What sub-category of acid-base disturbances are those of renal origin?

Answer 23

In addition to acidosis and alkalosis of metabolic or respiratory origin as very briefly described above, there can also be acid-base imbalances of renal origin. These are, in fact, a sub-category of metabolic acidosis or alkalosis conditions. These are caused by a disorder in the kidney itself. For example, the kidneys capacity to resorb or secrete HCO3 - may be impaired for some reason. It is important to distinguishing among the possible origins of acid-base disorders. These origins are:

1. Respiratory (acidosis/alkalosis)…. due to abnormalities of ventilation.
2. Non-renal Metabolic (acidosis/alkalosis)…. due to any cause other than the lungs or the kidney.
3. Renal Metabolic (acidosis/alkalosis)…. due to a disorder in the kidney itself.

SEE SLIDES 14-15 OF NOTES

Question 24

What is anion gap? How is it calculated?

What is the normal range for anion gap?

How does the addtion of a fixed acid affect the anion gap?

Answer 24

The so-called “anion gap” is a concept that is important in clinical nephrology when acid-base disorders are considered (and will very likely be revisited in your future Pathophysiology courses). Before going further, it is important to understand that there is never a measurable difference (gap) between total anions and cations in the plasma or elsewhere in the body. The concentration of all negative (anions) and positive (cations) charges in any compartment in the body is the same (very tiny differences exist but these can not be measured and they have nothing to do with what is called the “anion gap”). The anion gap is defined (in its simplest form) as the difference between the concentration of the major plasma cation (Na+ ) and the major plasma anions (Cl- and HCO3 - ). This can be expressed as:

Anion gap = [Na+]PLASMA – ([Cl-]PLASMA + [HCO3 -]PLASMA)

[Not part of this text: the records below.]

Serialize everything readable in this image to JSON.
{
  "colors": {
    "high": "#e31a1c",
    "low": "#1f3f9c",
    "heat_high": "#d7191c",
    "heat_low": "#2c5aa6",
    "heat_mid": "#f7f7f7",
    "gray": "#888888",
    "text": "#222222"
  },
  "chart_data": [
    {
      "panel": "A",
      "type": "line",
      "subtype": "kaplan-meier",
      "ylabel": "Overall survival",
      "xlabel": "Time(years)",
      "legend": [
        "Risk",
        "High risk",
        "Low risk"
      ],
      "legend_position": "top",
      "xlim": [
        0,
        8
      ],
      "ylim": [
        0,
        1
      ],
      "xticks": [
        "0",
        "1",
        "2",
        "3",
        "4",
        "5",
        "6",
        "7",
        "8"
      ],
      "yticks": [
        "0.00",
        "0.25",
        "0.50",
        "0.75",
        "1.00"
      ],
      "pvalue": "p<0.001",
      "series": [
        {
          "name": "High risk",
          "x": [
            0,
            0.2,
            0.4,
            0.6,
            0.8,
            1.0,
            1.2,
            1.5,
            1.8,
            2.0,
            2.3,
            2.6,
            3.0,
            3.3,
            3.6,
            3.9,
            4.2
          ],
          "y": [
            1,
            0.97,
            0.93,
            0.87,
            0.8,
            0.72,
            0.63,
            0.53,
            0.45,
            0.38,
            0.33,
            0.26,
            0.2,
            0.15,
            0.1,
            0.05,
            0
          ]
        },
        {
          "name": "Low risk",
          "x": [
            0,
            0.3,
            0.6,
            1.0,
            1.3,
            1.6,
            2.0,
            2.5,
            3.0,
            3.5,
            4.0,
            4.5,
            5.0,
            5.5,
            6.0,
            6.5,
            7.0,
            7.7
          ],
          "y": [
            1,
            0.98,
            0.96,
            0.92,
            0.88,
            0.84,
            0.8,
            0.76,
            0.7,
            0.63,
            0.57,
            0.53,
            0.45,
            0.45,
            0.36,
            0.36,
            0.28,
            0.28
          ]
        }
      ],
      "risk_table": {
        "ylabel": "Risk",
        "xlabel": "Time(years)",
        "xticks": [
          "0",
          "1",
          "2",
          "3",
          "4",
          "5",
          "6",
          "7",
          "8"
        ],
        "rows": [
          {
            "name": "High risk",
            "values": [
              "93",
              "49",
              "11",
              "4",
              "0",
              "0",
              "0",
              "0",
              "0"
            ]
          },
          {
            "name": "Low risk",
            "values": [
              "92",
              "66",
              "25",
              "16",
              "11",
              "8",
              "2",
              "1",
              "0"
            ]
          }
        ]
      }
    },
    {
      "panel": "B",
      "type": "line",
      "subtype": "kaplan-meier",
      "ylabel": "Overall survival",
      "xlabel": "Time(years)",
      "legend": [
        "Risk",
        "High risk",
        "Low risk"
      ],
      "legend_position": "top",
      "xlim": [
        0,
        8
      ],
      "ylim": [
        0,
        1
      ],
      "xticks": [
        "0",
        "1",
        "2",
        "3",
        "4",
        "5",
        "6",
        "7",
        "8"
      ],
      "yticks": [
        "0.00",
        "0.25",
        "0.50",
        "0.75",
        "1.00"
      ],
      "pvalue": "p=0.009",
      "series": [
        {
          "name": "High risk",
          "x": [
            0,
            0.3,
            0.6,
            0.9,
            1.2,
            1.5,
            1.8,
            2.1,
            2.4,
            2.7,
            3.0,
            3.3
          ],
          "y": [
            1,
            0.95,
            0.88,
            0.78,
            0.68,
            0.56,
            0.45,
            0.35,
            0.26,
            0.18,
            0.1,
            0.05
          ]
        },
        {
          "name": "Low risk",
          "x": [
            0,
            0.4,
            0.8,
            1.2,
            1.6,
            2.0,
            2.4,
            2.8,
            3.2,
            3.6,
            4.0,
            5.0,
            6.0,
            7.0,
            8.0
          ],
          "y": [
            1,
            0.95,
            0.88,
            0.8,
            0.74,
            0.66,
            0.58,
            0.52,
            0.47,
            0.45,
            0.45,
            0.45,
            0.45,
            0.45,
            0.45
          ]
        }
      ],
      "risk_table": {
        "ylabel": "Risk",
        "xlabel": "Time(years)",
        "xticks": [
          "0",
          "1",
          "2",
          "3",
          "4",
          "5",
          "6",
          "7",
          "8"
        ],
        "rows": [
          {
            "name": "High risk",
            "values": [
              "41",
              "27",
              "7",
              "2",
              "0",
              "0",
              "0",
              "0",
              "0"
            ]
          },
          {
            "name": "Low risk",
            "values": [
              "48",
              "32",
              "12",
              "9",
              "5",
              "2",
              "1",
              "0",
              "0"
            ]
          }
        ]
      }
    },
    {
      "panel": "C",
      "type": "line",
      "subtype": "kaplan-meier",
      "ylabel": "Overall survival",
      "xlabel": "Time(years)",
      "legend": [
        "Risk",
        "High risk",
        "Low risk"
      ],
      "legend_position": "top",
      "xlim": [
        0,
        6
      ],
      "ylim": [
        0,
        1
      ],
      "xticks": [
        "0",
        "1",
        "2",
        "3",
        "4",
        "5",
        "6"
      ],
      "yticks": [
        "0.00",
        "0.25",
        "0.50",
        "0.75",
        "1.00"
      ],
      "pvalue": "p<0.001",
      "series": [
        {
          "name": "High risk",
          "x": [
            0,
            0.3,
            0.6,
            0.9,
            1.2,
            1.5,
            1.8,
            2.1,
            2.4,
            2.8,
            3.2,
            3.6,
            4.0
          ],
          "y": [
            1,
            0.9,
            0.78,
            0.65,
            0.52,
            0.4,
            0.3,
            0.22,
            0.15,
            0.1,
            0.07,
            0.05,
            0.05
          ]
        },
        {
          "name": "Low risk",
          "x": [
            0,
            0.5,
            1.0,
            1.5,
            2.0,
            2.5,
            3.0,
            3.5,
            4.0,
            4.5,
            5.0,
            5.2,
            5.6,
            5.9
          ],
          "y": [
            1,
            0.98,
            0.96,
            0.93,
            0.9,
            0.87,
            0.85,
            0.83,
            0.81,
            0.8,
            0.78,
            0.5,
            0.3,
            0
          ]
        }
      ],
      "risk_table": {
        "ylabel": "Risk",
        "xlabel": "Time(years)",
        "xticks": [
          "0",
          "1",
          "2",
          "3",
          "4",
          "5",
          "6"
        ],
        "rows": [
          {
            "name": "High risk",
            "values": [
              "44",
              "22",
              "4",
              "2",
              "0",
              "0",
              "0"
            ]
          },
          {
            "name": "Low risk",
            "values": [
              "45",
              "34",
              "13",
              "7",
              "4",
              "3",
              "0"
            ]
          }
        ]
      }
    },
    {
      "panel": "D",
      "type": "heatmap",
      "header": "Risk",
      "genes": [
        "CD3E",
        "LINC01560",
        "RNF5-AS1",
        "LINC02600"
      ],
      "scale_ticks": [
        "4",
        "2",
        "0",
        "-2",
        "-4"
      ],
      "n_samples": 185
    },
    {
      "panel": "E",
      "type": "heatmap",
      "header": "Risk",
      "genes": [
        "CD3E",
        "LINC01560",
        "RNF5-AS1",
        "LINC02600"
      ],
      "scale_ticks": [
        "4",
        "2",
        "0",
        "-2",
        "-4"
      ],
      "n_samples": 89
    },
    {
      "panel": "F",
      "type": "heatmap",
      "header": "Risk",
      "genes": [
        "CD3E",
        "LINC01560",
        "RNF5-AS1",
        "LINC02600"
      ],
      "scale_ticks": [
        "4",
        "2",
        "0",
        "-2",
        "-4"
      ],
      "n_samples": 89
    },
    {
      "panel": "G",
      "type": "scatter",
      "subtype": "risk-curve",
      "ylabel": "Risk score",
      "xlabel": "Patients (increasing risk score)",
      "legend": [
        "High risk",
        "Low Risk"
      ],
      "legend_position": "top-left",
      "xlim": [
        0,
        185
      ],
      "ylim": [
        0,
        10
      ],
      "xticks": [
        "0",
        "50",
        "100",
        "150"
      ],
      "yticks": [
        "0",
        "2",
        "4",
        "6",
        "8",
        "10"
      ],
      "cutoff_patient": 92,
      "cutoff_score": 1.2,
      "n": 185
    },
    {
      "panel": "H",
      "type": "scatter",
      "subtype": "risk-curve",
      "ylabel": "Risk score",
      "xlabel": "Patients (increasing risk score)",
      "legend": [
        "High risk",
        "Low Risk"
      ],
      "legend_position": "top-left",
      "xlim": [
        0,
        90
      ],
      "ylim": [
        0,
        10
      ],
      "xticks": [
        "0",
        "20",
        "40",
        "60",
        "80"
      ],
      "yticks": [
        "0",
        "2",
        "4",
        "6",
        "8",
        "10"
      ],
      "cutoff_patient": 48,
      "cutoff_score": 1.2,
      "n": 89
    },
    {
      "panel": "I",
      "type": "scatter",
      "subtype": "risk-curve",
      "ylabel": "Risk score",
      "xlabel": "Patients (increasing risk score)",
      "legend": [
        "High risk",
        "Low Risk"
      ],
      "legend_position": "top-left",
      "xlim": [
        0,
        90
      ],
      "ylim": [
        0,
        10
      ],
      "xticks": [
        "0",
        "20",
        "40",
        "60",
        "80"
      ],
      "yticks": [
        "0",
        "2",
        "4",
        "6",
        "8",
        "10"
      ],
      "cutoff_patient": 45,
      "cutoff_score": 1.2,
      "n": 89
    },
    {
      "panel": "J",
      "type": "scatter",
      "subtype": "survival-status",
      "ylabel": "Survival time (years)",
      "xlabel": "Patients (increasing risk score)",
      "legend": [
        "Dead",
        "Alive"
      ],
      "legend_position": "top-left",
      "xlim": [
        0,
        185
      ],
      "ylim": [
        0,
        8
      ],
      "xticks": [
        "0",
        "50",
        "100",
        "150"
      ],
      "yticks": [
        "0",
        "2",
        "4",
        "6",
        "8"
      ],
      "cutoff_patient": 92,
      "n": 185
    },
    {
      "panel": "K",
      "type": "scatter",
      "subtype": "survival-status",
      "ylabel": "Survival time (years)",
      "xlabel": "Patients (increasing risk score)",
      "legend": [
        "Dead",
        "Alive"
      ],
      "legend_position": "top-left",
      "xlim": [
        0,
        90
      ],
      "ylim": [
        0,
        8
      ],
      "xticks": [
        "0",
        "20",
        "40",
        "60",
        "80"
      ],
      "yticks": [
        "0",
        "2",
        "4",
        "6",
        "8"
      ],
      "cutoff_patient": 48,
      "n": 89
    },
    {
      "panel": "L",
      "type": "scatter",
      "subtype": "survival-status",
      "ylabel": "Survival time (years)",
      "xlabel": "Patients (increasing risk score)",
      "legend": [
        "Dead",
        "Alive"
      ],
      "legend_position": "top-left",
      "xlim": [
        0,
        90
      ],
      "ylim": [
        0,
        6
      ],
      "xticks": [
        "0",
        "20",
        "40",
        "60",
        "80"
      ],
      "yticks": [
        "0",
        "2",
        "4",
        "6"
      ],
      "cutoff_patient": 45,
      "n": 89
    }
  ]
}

Under normal conditions the anion gap is typically ~12 mM with the normal range considered to be 8 to 16 mM. The normal values for the plasma concentration of Na+ , Cl- and HCO3 - are:

Na+ : 140 mM Normal range being 136-145 mM

Cl- : 102 mM Normal range being 98-106 mM

HCO3 - : 24 mM Normal range being 22-26 mM

These numbers determine the typical value and normal range for the anion gap. However, when a fixed acid (not a volatile acid) is added to the body the concentration of free H+ ion will increase (only slightly due to buffers) and the concentration of HCO3 - will decrease (much more significantly). In the plasma, the fixed acid dissociated to produce a free H+ ion and an anion (e.g. lactic acid <–> lactate + H+ , lactate is an anion). This newly produced anion in the plasma displaces some Clor HCO3 - in the plasma and thus changes the anion gap.